THE EPOCH TIMES

「罰金返済に自分を売ります」 2人目をもうけた大学助教授、解雇・巨額の罰金

2010年11月05日 10時12分
 【大紀元日本11月5日】楊支柱は、中国青年政治学院の法学部の元助教授。「元」というのは、今年3月18日に、同大学に解雇されたからだ。理由は、民法の専門家でありながら、国の「計画生育政策(一人っ子政策)」をないがしろにし、昨年12月に2人目の娘をもうけたためだ。

 北京大学の法学部を卒業し、弁護士の資格もある助教授の解雇は、インターネットで大きな波紋を広げ、中国の一人っ子政策30年来、もっとも注目される「超生(2人以上を生むこと)事件」と呼ばれるようになった。

 国内誌・南方人物週刊はそんな楊助教授を取材した。

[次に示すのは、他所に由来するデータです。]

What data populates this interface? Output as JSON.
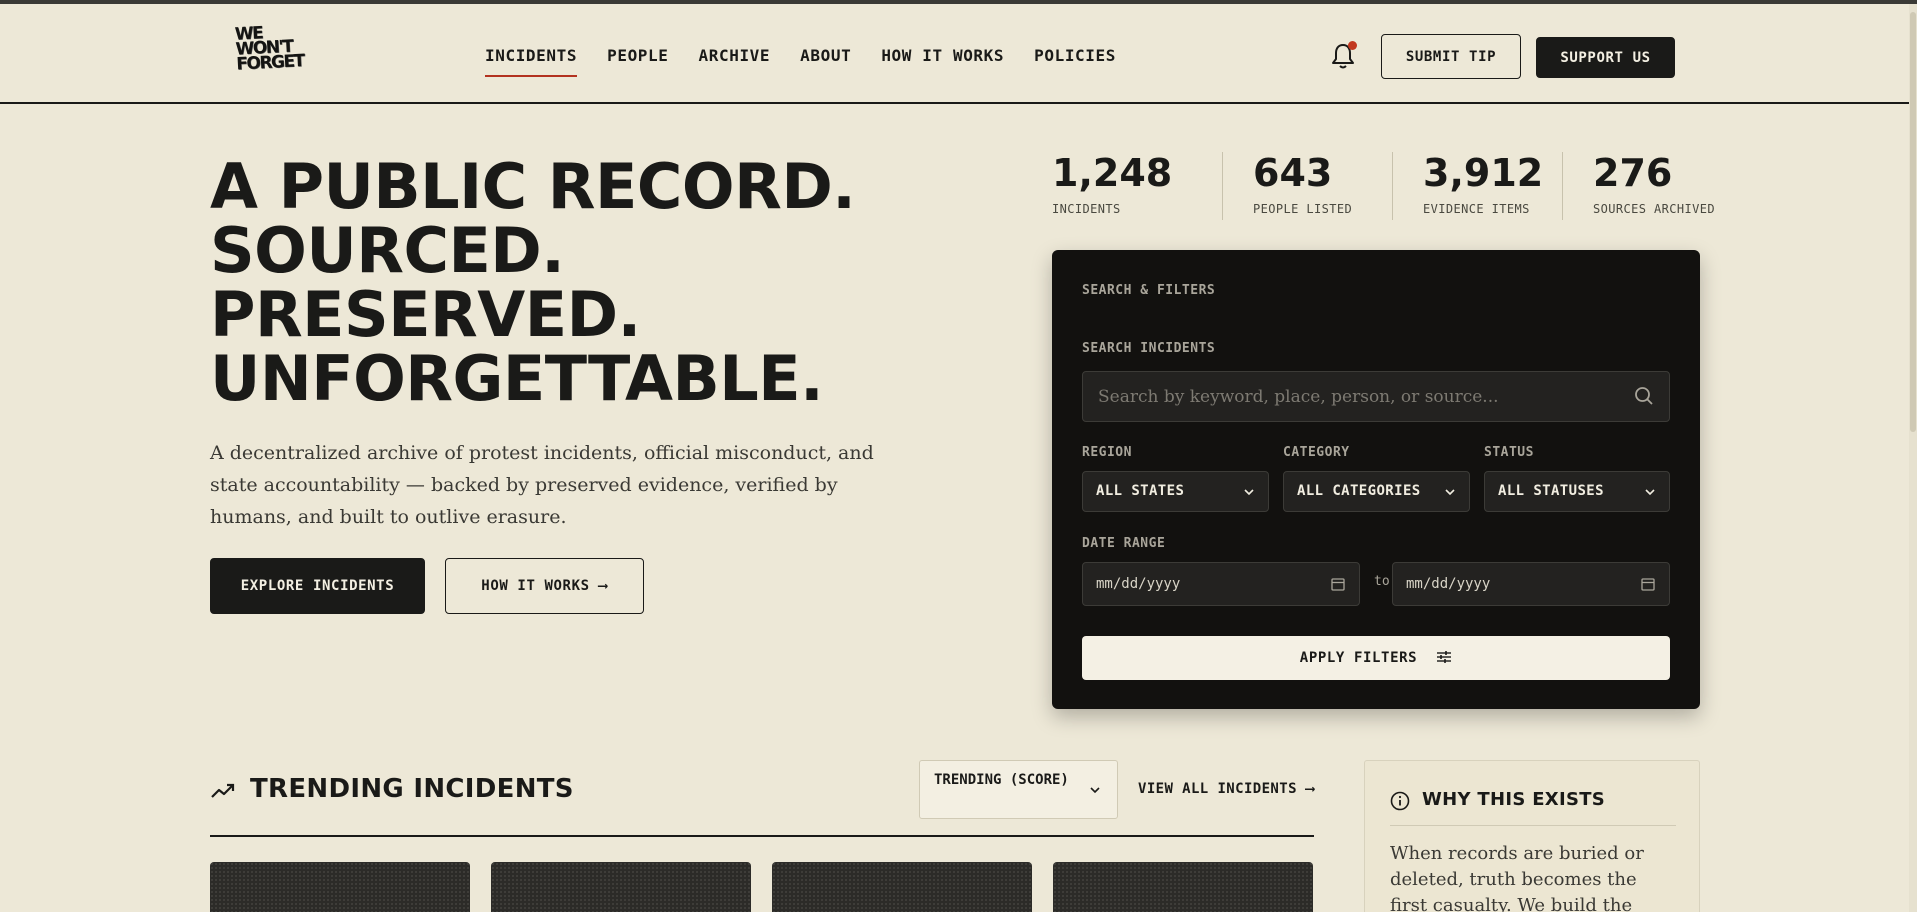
{
  "brand": {
    "logo_text": "WE WON'T FORGET"
  },
  "nav": {
    "items": [
      {
        "label": "INCIDENTS",
        "active": true
      },
      {
        "label": "PEOPLE"
      },
      {
        "label": "ARCHIVE"
      },
      {
        "label": "ABOUT"
      },
      {
        "label": "HOW IT WORKS"
      },
      {
        "label": "POLICIES"
      }
    ]
  },
  "header": {
    "notifications_icon": "bell-icon",
    "submit_tip_label": "SUBMIT TIP",
    "support_label": "SUPPORT US"
  },
  "hero": {
    "title_lines": [
      "A PUBLIC RECORD.",
      "SOURCED.",
      "PRESERVED.",
      "UNFORGETTABLE."
    ],
    "description": "A decentralized archive of protest incidents, official misconduct, and state accountability — backed by preserved evidence, verified by humans, and built to outlive erasure.",
    "explore_label": "EXPLORE INCIDENTS",
    "how_label": "HOW IT WORKS ⟶"
  },
  "stats": [
    {
      "value": "1,248",
      "label": "INCIDENTS"
    },
    {
      "value": "643",
      "label": "PEOPLE LISTED"
    },
    {
      "value": "3,912",
      "label": "EVIDENCE ITEMS"
    },
    {
      "value": "276",
      "label": "SOURCES ARCHIVED"
    }
  ],
  "filters": {
    "title": "SEARCH & FILTERS",
    "search_label": "SEARCH INCIDENTS",
    "search_placeholder": "Search by keyword, place, person, or source...",
    "region_label": "REGION",
    "region_value": "ALL STATES",
    "category_label": "CATEGORY",
    "category_value": "ALL CATEGORIES",
    "status_label": "STATUS",
    "status_value": "ALL STATUSES",
    "date_label": "DATE RANGE",
    "date_from": "mm/dd/yyyy",
    "date_to": "mm/dd/yyyy",
    "to_text": "to",
    "apply_label": "APPLY FILTERS"
  },
  "trending": {
    "title": "TRENDING INCIDENTS",
    "sort_value": "TRENDING (SCORE)",
    "view_all_label": "VIEW ALL INCIDENTS ⟶"
  },
  "why": {
    "title": "WHY THIS EXISTS",
    "text": "When records are buried or deleted, truth becomes the first casualty. We build the memory"
  },
  "colors": {
    "background": "#EDE8D7",
    "ink": "#1a1a18",
    "accent": "#b3321f",
    "panel": "#12110f"
  }
}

10月17日、中国の名門大学・中国人民大学の西門の歩道橋に、「罰金返済に自分を売る」と題する文を掲げた楊氏がいたという。

 「私は楊支柱。中国青年政治学院の法学部の元助教授。妻が思いがけず2人目を妊娠し、中絶するにもしのびなかったため、去年の12月に2人目の娘が生まれた。私自身は4月に大学をクビにされた。北京市海淀区の計画生育委員会は私に24万元(290万円)の「社会扶養費」を徴収している。私は払えないため、自分を売るしかない。しかし、誰かに買われると家族の世話ができなくなるため、罰金の24万元と家族への補償金40万元、合計64万元を一括して支払ってくれれば、私はその人に一生仕える。募金はお断りする。子供でお金を稼ぐような親にはなりたくない」と紙には綴られている。

 楊氏の名刺に「布券、粮券はなくなったが、人券はまだある」と印刷してあった。30年ぐらい前までは布や米を買うには国が発行した券が必要だったが、今は子供を産むために「準生証(出産許可書)」という券が必要だと冷やかしているのだ。

 楊氏は現在、24万元の「社会扶養費」について控訴しており、64万元の「取引き」も裁判所の判定が出た時に発効すると書かれている。「私は勝訴のために訴えているのではなく、時間稼ぎのためにやっているのだ」と楊氏は「南方人物」に実情を明かした。

 2011年3月の「両会」(全人大と全国政協)で一人っ子政策が転機を迎える可能性があると楊氏は分析する。彼が外に出て訴えるようになったのも、仲間がそんな彼の姿を記録する動画をインターネットで流すことで社会にアピールし、裁判所にも圧力がかかり、さらに時間稼ぎができるからだと語っている。

 2006年、楊氏の長女が生まれる年に、楊氏は人口問題についての著作に触れるチャンスがあり「大きな衝撃を受けた」という。以来、人口問題について研究し、中国の計画生育政策(一人っ子政策)を批判する文章をたくさん発表してきた。「彼は計画生育に反対していない。ただ、計画するのは夫婦のはずで、国ではない。ましてや強制手段を用いるなんて、と主張している」と夫人は楊氏の主張を代弁した。

 楊氏自身は3人兄弟の末っ子。予想外にできた2人目の子供についても、「子供が好きだから」という素朴な気持ちで夫婦で生むことを決めたという。大学側に報告する前にすでに「告発した人がいた」。北京では妊娠の「情報提供者」には奨励政策があり、「告発箱」も設置されている。

 その後、大学の幹部が次々に彼を呼び出した。「法律を教える先生として、国の法律を守らないわけにはいかない」という内容が話の中心だったが、それに対し、「『国の法律を守る』ということは、中絶しなさいということだ」と楊氏は批判した。

 それでも楊氏夫婦は次女の出産に踏み切った。今度は大学の幹部はさらに上の幹部に呼び出されるようになったという。「彼らも内心は複雑だ。本当は羨ましいけれど、一方で、私のせいで、反省文やら保証書などを書かされたり、腹立たしいこともかなりあったようだ」

 楊氏の解雇後、同大学の5人の教師が学校側に嘆願書を提出した。「公民の権利という角度から見ても、国の発展や社会の進歩という角度から見ても、現行の一人っ子政策は調整しなければならない時期に来ている。一人っ子政策の緩和は中国の人口学会の多くの専門家の共通した見識でもある」と訴えた。